Personal information
- Full name: Leonard Joseph Johnson
- Born: 18 March 1919 Ipswich, Queensland, Australia
- Died: 20 April 1977 (aged 58) Silkstone, Queensland
- Batting: Right-handed
- Bowling: Right-arm fast-medium

International information
- National side: Australia;
- Only Test (cap 179): 6 February 1948 v India

Domestic team information
- 1946/47–1952/53: Queensland

Career statistics
| Competition | Test | First-class |
| Matches | 1 | 56 |
| Runs scored | 25 | 1,139 |
| Batting average | – | 16.75 |
| 100s/50s | 0/0 | 0/3 |
| Top score | 25* | 75 |
| Balls bowled | 282 | 14,408 |
| Wickets | 6 | 218 |
| Bowling average | 12.33 | 23.17 |
| 5 wickets in innings | 0 | 16 |
| 10 wickets in match | 0 | 1 |
| Best bowling | 3/8 | 7/43 |
| Catches/stumpings | 2/– | 35/– |
- Source: Cricinfo, 27 June 2016

= Len Johnson (cricketer) =

Australian cricketer

Leonard Joseph Johnson (18 March 1919 – 20 April 1977) was an Australian cricketer who played in one Test match in 1948.

==Cricket career==
Johnson gained recognition representing Queensland in the "Sheffield Shield" competition for Australian troops at Bougainville, in the Solomons, at the end of World War II. After the war he played for Queensland in the official Sheffield Shield from 1946–47 to 1952–53.

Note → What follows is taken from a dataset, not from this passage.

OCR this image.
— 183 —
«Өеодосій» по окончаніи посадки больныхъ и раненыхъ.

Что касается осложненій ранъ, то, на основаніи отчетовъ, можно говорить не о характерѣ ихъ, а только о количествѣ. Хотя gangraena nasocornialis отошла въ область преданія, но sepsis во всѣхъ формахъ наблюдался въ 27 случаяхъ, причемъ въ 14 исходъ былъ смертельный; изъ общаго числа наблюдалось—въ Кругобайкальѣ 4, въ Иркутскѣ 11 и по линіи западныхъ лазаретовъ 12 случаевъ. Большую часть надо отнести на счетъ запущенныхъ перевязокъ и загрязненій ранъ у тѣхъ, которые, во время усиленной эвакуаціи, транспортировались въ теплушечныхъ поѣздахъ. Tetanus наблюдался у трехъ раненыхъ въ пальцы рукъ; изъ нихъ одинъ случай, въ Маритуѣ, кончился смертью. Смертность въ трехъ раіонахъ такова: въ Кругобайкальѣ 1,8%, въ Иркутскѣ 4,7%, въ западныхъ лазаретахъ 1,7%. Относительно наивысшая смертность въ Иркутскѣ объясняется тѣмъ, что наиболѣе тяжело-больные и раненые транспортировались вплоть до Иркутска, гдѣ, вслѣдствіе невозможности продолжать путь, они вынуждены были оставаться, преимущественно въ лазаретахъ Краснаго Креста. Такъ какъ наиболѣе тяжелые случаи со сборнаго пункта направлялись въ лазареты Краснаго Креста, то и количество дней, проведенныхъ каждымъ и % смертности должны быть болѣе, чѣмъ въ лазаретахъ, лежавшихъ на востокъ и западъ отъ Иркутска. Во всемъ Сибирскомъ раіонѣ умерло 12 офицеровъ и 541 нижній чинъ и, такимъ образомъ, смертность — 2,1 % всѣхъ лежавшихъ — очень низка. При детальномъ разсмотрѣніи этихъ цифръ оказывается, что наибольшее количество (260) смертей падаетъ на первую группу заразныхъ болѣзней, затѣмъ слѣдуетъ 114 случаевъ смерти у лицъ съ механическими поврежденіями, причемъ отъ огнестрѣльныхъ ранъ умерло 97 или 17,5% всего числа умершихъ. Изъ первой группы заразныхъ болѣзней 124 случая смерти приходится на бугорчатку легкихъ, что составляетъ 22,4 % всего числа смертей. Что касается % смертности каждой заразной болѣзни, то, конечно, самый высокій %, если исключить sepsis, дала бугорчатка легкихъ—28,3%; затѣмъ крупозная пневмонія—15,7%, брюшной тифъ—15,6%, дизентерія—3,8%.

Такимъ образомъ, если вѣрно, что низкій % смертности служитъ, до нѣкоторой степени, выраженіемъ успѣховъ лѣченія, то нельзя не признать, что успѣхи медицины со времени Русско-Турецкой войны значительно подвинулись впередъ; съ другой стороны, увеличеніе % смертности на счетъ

He toured New Zealand with an Australian second XI in 1950, but despite his talent he only played one Test: against India at Melbourne in the final Test of the 1947–48 series. He scored 25 not out and took 3 for 66 and 3 for 8. Earlier in the season he had taken seven wickets in Queensland's victory over the Indian team. It is thought that Sam Loxton won preference over him in selection for the 1948 tour of England.

He achieved his best bowling figures of 7 for 43 twice: against New South Wales in 1949–50, and against Western Australia in 1951–52. He ended his playing career with a tally of 171 wickets in 43 Shield matches for Queensland, a state record until it was overtaken by Ross Duncan and Peter Allan.